Richterin Nagel lud auch den Rechtsmediziner Christoph Meißner als Gutachter vor. Durch den Alkohol sei B.s Steuerungsfähigkeit vermindert gewesen. „Er hat den Böller geworfen, ohne kritisch zu reflektieren, was das bedeutet“, sagte Meißner. Er erklärte zudem, dass aber auch gewöhnliche Knallkörper Ohrenschmerzen und Taubheit verursachen könnten, wenn sie nah am Ohr explodieren.

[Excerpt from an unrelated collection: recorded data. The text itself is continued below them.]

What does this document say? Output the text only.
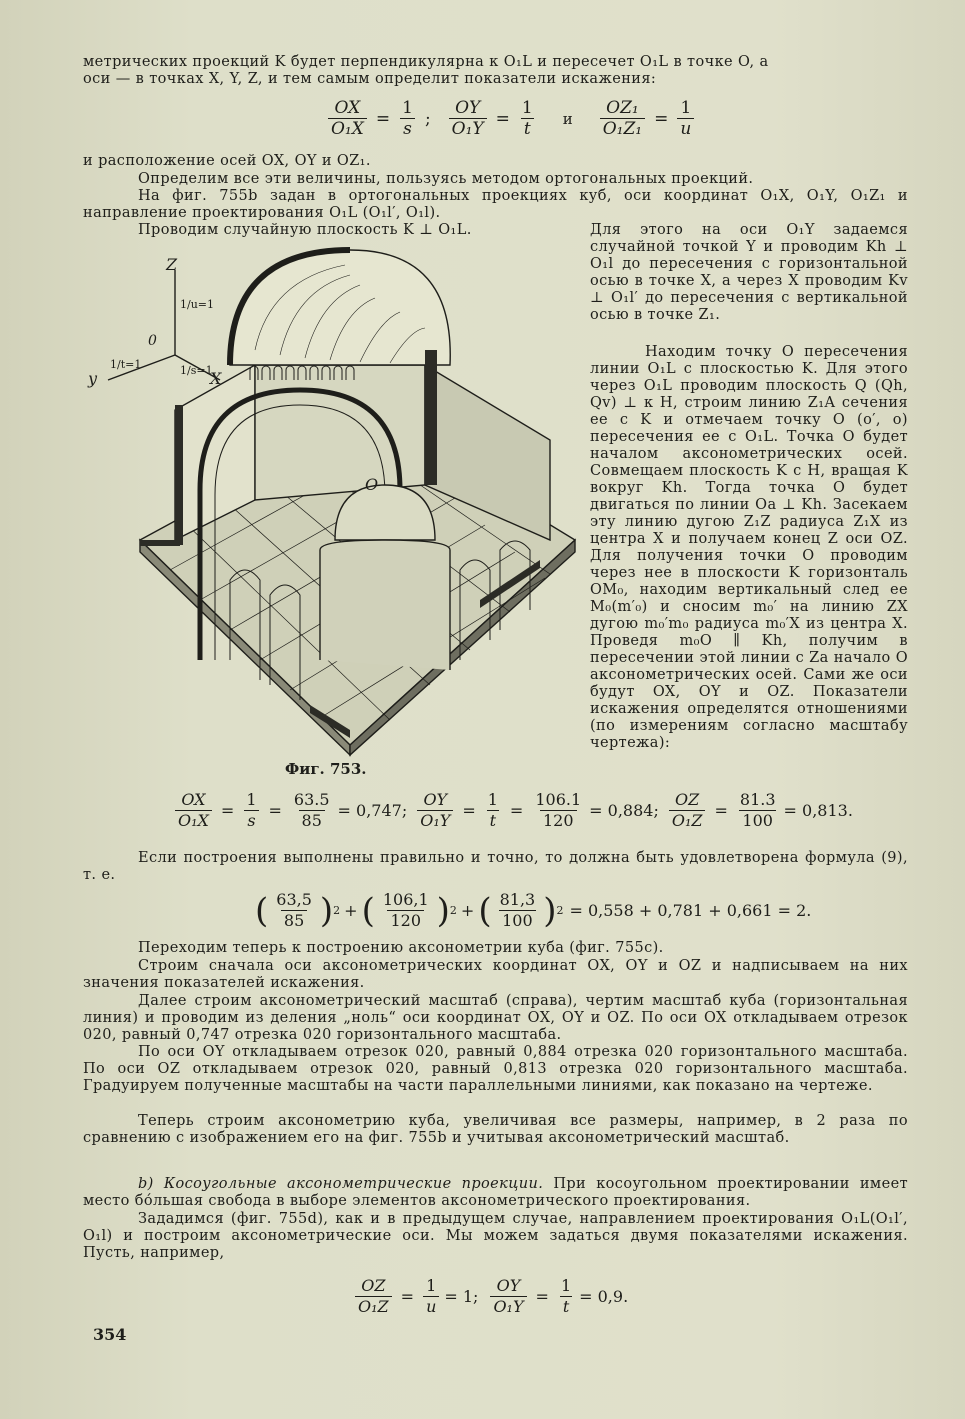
метрических проекций K будет перпендикулярна к O₁L и пересечет O₁L в точке O, а
оси — в точках X, Y, Z, и тем самым определит показатели искажения:
$\frac{OX}{\text{O₁X}} = \frac{1}{s}$ ; $\frac{OY}{\text{O₁Y}} = \frac{1}{t}$ и $\frac{\text{OZ₁}}{\text{O₁Z₁}} = \frac{1}{u}$
и расположение осей OX, OY и OZ₁.
Определим все эти величины, пользуясь методом ортогональных проекций.
На фиг. 755b задан в ортогональных проекциях куб, оси координат O₁X, O₁Y, O₁Z₁ и направление проектирования O₁L (O₁l′, O₁l).
Проводим случайную плоскость K ⊥ O₁L.	Для этого на оси O₁Y задаемся случайной точкой Y и проводим Kh ⊥ O₁l до пересечения с горизонтальной осью в точке X, а через X проводим Kv ⊥ O₁l′ до пересечения с вертикальной осью в точке Z₁.
Находим точку O пересечения линии O₁L с плоскостью K. Для этого через O₁L проводим плоскость Q (Qh, Qv) ⊥ к H, строим линию Z₁A сечения ее с K и отмечаем точку O (o′, o) пересечения ее с O₁L. Точка O будет началом аксонометрических осей. Совмещаем плоскость K с H, вращая K вокруг Kh. Тогда точка O будет двигаться по линии Oa ⊥ Kh. Засекаем эту линию дугою Z₁Z радиуса Z₁X из центра X и получаем конец Z оси OZ. Для получения точки O проводим через нее в плоскости K горизонталь OM₀, находим вертикальный след ее M₀(m′₀) и сносим m₀′ на линию ZX дугою m₀′m₀ радиуса m₀′X из центра X. Проведя m₀O ∥ Kh, получим в пересечении этой линии с Za начало O аксонометрических осей. Сами же оси будут OX, OY и OZ. Показатели искажения определятся отношениями (по измерениям согласно масштабу чертежа):
Z
y	X
0
1/u=1
1/t=1	1/s=1
O
Фиг. 753.
$\frac{OX}{\text{O₁X}} = \frac{1}{s} = \frac{63.5}{85} = 0,747$; $\frac{OY}{\text{O₁Y}} = \frac{1}{t} = \frac{106.1}{120} = 0,884$; $\frac{OZ}{\text{O₁Z}} = \frac{81.3}{100} = 0,813$.
Если построения выполнены правильно и точно, то должна быть удовлетворена формула (9), т. е.
( $\frac{63,5}{85}$ ) 2 + ( $\frac{106,1}{120}$ ) 2 + ( $\frac{81,3}{100}$ ) 2 = 0,558 + 0,781 + 0,661 = 2.
Переходим теперь к построению аксонометрии куба (фиг. 755c).
Строим сначала оси аксонометрических координат OX, OY и OZ и надписываем на них значения показателей искажения.
Далее строим аксонометрический масштаб (справа), чертим масштаб куба (горизонтальная линия) и проводим из деления „ноль“ оси координат OX, OY и OZ. По оси OX откладываем отрезок 020, равный 0,747 отрезка 020 горизонтального масштаба.
По оси OY откладываем отрезок 020, равный 0,884 отрезка 020 горизонтального масштаба. По оси OZ откладываем отрезок 020, равный 0,813 отрезка 020 горизонтального масштаба. Градуируем полученные масштабы на части параллельными линиями, как показано на чертеже.
Теперь строим аксонометрию куба, увеличивая все размеры, например, в 2 раза по сравнению с изображением его на фиг. 755b и учитывая аксонометрический масштаб.
b) Косоугольные аксонометрические проекции. При косоугольном проектировании имеет место бо́льшая свобода в выборе элементов аксонометрического проектирования.
Зададимся (фиг. 755d), как и в предыдущем случае, направлением проектирования O₁L(O₁l′, O₁l) и построим аксонометрические оси. Мы можем задаться двумя показателями искажения. Пусть, например,
$\frac{OZ}{\text{O₁Z}} = \frac{1}{u} = 1$; $\frac{OY}{\text{O₁Y}} = \frac{1}{t} = 0,9$.
354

Entscheidend für Staatsanwalt Kai-Uwe Bergfeld: „Ich unterstelle Herrn B., dass er weiß, dass man Böller nicht auf Menschen wirft.“ Ähnlich sah es auch die Richterin, als sie ein „offenes Wort“ an B.

und seinen Anwalt richtete. „Wer Böller in die Menge schmeißt, nimmt Verletzungen in Kauf.“ So sei das Urteil des Amtsgerichts sehr milde, da der Betrunkene gewusst haben muss, was er tat. Nach einer kurzen Unterredung mit seinem Mandanten zog Rechtsanwalt Vödisch die Berufung zurück. „Ich will Sie hier nicht mehr wiedersehen“, verabschiedete Nagel den 28-Jährigen.